Durante il prepartita di Celtics-Bulls di sabato sera, l’opinionista ed ex giocatore NBA Jalen Rose si è reso protagonista di un’uscita poco carina. L’ex stella degli Indiana Pacers ha espresso dubbi in merito alla situazione che ha portato alla sospensione di Ime Udoka da parte dei Celtics. Rose, nel post-gara, è poi tornato sui suoi passi, chiedendo scusa per quanto accaduto.
Ospite a “NBA Countdown“, la celebre trasmissione che va in onda nel pre-gara delle partite trasmesse su ABC e ESPN, Rose ha chiesto il motivo per cui non si conosca il nome della donna coinvolta nella presunta relazione con l’ex coach dei Boston Celtics, esprimendosi con questi toni dubbiosi: “Perché il nome della ragazza coinvolta non è stato reso pubblico? Forse mi sfugge qualcosa“. Tale relazione è infatti costata cara a Udoka, sospeso per tutta la stagione dalla dirigenza dei Celtics, per aver violato le norme di comportamento interno.
Jalen Rose fa marcia indietro: “Chiedo scusa, non conoscevo alcuni dettagli”

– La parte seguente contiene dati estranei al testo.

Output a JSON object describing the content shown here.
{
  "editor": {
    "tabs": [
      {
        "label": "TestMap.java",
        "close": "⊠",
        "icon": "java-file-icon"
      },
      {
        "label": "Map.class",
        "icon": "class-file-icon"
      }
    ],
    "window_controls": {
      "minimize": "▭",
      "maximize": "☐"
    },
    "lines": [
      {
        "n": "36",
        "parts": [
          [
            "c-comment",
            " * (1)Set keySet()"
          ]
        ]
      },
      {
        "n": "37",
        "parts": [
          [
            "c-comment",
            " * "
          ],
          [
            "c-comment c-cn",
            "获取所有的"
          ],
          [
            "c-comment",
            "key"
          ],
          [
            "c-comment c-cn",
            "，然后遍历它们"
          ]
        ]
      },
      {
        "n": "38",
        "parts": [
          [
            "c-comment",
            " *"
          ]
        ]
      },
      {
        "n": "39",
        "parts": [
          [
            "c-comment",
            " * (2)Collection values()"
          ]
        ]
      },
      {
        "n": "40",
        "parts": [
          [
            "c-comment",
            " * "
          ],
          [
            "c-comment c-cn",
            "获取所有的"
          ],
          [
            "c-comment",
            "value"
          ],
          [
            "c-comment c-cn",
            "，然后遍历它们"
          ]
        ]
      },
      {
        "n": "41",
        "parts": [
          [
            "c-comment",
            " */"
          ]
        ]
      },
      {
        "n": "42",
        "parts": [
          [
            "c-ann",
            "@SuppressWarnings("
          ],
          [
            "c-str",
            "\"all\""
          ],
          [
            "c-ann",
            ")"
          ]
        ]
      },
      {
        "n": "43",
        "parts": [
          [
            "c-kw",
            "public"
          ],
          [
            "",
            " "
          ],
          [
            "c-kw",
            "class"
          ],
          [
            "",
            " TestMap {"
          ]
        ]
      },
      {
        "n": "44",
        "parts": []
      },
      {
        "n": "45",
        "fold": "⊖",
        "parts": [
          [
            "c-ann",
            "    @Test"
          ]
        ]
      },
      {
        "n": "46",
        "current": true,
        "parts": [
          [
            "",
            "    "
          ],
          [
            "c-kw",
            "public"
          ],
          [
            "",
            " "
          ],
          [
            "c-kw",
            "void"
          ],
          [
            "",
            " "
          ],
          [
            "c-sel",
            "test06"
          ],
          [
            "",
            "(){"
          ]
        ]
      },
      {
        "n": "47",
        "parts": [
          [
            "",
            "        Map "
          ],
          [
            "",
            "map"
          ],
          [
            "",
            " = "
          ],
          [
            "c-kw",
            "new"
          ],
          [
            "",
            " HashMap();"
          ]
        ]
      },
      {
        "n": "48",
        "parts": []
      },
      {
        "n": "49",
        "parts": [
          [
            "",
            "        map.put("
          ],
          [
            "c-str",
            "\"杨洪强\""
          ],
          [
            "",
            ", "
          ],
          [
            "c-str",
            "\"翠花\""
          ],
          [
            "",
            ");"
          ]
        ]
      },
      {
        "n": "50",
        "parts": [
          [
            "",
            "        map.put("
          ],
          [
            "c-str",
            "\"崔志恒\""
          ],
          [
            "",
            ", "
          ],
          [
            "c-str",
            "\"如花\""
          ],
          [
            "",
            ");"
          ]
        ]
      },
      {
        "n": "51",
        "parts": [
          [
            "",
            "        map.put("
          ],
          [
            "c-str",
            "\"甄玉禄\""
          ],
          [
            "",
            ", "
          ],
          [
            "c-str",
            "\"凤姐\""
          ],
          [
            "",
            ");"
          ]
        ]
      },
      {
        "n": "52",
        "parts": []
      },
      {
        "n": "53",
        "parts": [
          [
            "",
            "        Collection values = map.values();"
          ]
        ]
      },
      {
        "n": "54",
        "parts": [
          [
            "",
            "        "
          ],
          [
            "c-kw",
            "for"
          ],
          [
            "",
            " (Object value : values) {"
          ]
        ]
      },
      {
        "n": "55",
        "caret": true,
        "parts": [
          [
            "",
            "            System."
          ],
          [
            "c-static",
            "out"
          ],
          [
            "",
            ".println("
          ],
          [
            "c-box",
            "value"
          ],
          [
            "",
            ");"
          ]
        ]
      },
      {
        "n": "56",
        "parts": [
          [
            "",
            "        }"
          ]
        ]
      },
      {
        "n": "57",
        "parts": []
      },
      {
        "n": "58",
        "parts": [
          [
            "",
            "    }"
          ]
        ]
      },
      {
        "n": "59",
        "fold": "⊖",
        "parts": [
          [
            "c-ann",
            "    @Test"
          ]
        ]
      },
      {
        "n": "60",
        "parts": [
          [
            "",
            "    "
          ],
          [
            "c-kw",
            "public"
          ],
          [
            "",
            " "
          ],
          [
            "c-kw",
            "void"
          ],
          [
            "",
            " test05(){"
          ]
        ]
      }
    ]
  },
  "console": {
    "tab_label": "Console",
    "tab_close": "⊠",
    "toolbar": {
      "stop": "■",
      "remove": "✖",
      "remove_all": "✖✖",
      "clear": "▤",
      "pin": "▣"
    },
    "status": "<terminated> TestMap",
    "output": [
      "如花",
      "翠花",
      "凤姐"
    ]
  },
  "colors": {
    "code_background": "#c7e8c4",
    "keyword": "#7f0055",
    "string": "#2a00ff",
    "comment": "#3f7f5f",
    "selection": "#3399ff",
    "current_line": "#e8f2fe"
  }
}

Le parole rilasciate durante il pre-gara da Jalen Rose hanno indubbiamente suscitato scalpore. In trasmissione si stava parlando di Udoka in quanto sembra essere ormai prossimo a diventare il nuovo allenatore dei Brooklyn Nets. Le affermazioni dell’opinionista sono risultate sin da subito poco eleganti e soprattutto fuori luogo. L’ex stella degli Indiana Pacers, rendendosi conto di aver commesso un errore, ha voluto intervenire durante il postpartita chiedendo scusa per quanto accaduto: “Ho sbagliato. Dopo aver fatto delle ricerche ho scovato elementi che prima non avevo. La donna in questione fa parte dello staff di Udoka. Ora capisco il perché il suo nome non sia stato reso pubblico. Chiedo scusa a tutti i telespettatori“.
La situazione che ha portato alla sospensione di Udoka farà sicuramente ancora parlare di sè, nonostante il coach sia pronto a tornare al timone di una squadra, i Brooklyn Nets. Come detto in precedenza, sembra ormai imminente il suo arrivo alla corte di KD e i Celtics non sembrano voler opporre resistenza, anche se si tratta di una rivale diretta nella Eastern Conference. Udoka ha stupito tutti la passata stagione. L’allenatore classe 1977 è riuscito a riportare i Celtics alle NBA Finals dodici anni dopo l’ultima apparizione. Ad aver impressionato maggiormente è forse la svolta che è riuscito a dare alla squadra da metà stagione in avanti, iniziando una cavalcata che si è interrotta solo all’atto finale.